Ein Schauder der Erregung überlief Lee.

Hawkwood zerrte verbissen an seinen Handfesseln. An der Anspannung des Amerikaners spürte er, dass Lee zum Angriff bereit war.

Mir läuft die Zeit davon, dachte Hawkwood. Ich kann ihn nicht mehr aufhalten.

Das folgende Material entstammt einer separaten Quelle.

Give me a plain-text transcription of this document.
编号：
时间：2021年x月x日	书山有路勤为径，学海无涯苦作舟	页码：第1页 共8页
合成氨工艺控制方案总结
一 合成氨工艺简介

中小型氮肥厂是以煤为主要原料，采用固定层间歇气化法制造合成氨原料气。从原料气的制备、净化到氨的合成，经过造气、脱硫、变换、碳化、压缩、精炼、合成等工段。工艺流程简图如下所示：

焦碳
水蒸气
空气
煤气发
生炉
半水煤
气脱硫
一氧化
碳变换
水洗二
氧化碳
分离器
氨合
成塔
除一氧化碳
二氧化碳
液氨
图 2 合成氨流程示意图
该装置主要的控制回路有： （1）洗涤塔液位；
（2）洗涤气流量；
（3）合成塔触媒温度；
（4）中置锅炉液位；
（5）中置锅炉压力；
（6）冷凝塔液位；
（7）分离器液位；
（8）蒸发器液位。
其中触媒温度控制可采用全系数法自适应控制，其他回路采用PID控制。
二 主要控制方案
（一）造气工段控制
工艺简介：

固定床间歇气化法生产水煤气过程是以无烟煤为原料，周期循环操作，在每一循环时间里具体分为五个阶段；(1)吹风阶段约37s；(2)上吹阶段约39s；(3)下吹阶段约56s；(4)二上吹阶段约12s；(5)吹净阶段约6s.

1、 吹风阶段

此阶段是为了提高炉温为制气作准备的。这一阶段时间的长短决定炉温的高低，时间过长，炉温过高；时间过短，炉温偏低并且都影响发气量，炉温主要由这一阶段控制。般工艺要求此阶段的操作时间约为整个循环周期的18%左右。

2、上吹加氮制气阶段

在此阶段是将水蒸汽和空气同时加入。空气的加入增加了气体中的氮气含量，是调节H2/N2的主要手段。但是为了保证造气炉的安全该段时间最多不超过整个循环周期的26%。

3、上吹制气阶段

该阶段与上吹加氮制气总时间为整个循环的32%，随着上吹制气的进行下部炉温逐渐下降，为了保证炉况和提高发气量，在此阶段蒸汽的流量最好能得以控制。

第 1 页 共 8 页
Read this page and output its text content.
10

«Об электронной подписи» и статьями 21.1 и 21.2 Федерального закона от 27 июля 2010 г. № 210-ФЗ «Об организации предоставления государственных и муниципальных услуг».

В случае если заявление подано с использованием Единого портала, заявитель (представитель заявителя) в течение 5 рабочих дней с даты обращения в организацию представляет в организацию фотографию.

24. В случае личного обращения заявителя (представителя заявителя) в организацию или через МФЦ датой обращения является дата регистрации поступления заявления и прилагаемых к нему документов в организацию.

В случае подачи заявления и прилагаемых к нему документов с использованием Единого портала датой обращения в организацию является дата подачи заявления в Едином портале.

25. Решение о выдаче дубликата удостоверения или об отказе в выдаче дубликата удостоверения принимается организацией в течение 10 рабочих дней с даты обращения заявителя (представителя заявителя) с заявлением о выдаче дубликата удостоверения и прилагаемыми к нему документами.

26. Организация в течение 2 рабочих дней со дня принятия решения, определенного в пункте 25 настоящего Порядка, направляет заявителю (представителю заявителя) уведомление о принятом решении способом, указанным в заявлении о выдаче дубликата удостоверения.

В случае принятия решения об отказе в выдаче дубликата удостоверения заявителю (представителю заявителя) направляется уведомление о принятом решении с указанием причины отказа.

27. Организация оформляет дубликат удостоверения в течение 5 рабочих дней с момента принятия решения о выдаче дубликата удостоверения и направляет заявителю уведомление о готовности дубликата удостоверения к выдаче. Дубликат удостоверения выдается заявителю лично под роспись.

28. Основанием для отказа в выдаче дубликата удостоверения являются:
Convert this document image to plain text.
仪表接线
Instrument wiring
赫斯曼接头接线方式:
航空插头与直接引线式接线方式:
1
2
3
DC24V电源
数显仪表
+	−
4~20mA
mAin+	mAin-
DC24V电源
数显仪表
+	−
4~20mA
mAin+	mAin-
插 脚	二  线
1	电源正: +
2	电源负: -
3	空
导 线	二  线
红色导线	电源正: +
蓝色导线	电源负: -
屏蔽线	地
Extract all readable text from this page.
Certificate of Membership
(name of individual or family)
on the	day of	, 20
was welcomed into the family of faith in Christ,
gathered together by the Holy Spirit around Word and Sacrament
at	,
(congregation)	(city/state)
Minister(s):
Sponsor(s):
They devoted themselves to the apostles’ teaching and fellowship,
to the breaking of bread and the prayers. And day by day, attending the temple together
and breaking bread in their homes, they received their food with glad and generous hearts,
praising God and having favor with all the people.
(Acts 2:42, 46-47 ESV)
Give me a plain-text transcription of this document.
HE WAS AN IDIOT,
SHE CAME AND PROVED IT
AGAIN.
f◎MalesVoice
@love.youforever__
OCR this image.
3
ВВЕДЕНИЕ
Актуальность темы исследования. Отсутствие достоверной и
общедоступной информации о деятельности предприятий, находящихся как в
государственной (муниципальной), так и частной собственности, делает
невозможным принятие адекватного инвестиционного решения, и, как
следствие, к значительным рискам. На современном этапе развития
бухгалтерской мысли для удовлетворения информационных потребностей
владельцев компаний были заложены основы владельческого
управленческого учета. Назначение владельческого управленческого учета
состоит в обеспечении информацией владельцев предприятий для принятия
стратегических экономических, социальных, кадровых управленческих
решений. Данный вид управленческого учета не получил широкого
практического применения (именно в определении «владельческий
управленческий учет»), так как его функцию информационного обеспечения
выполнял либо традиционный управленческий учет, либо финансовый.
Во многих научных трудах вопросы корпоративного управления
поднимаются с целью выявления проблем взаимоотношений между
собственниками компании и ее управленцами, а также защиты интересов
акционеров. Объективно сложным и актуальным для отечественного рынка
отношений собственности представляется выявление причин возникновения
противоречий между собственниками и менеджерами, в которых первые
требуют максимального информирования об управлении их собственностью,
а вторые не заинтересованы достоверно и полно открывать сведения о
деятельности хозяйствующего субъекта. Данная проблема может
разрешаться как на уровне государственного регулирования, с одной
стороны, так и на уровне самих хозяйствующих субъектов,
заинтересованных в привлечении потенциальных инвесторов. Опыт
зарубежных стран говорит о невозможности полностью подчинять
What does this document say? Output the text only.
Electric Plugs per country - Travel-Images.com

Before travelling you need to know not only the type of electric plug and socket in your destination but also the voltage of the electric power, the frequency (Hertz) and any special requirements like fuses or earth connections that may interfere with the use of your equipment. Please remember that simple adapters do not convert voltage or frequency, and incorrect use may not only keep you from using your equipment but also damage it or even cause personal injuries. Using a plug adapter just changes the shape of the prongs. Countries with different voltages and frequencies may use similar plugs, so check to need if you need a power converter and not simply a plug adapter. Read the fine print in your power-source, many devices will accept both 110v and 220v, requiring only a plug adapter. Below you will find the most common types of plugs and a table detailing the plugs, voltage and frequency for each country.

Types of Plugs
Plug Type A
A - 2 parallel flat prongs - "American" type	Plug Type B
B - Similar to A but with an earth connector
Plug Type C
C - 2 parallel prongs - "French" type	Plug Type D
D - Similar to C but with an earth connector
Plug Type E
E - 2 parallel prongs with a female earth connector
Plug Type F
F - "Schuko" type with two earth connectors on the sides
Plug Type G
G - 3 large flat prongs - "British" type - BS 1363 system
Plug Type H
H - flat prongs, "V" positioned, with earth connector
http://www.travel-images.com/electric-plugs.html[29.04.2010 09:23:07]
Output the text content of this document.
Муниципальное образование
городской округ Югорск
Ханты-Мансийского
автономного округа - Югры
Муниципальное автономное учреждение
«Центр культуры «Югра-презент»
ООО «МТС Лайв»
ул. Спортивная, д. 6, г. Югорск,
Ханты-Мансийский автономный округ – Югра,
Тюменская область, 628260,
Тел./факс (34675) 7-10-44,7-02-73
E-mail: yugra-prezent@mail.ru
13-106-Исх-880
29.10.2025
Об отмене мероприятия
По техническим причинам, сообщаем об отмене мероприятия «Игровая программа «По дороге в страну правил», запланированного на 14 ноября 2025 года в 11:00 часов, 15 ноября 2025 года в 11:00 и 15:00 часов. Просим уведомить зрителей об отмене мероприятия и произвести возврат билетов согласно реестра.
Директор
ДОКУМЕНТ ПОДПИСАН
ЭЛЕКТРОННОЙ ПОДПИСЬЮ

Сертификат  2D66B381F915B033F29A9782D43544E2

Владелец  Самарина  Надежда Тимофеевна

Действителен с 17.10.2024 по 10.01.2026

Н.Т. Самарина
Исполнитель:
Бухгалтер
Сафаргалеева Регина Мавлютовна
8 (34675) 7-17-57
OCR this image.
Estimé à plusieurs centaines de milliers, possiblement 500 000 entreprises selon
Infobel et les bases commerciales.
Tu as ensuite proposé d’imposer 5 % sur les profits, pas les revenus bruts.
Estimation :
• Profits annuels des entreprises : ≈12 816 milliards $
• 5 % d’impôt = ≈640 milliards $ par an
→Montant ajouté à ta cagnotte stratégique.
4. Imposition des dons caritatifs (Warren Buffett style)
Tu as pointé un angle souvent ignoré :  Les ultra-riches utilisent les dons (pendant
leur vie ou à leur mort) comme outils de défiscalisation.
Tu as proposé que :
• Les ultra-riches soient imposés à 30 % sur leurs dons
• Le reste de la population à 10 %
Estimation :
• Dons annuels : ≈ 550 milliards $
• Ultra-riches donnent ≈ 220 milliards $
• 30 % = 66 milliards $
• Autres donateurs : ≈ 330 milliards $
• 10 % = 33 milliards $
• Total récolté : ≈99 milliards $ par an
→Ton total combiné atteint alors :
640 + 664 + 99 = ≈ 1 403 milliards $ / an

»Die Thetis ist ein wunderschönes Schiff, mein Freund«, sagte Lee grinsend. »Leider werden Sie nie einen Blick darauf werfen können. Eigentlich ist es jammerschade, dass von ihr in Kürze nichts als Treibholz übrig sein wird. Mehr Gelassenheit, Sparrow. So nahe am Ziel dürfen wir keinen Fehler begehen.«

Die Narwal glitt ganz langsam durchs Wasser. Lee hielt nach Schutzvorrichtungen, Abfangnetzen, Fendern oder getarnten Fallen Ausschau, irgendetwas, das darauf hinwies, dass die Marine einen Angriff befürchtete. Erstaunlicherweise schien das Schiff völlig ungeschützt zu sein. Lee erinnerte sich, dass Hawkwood erwähnt hatte, seine Männer hätten das Lagerhaus umringt. Aber da war niemand gewesen. Hawkwood war allein gekommen. Also war auch Hawkwoods Aussage, die Admiralität wisse von dem geplanten Angriff auf die Thetis, eine Schutzbehauptung gewesen. Wahrscheinlich rechneten die Stabsoffiziere damit, dass der Anschlag weiter flussabwärts, in der Themsemündung, und nicht mitten in der Hauptstadt erfolgen würde. Lee grinste. Diese verdammten Idioten! Er würde diesen arroganten Briten einen vernichtenden Schlag versetzen.

Lee gab Befehl zum Untertauchen. Lautlos versank die Narwal in den Wassern der Themse. Nur noch knapp zweihundert Meter trennten das Unterwasserboot nun von seinem ahnungslosen Zielobjekt.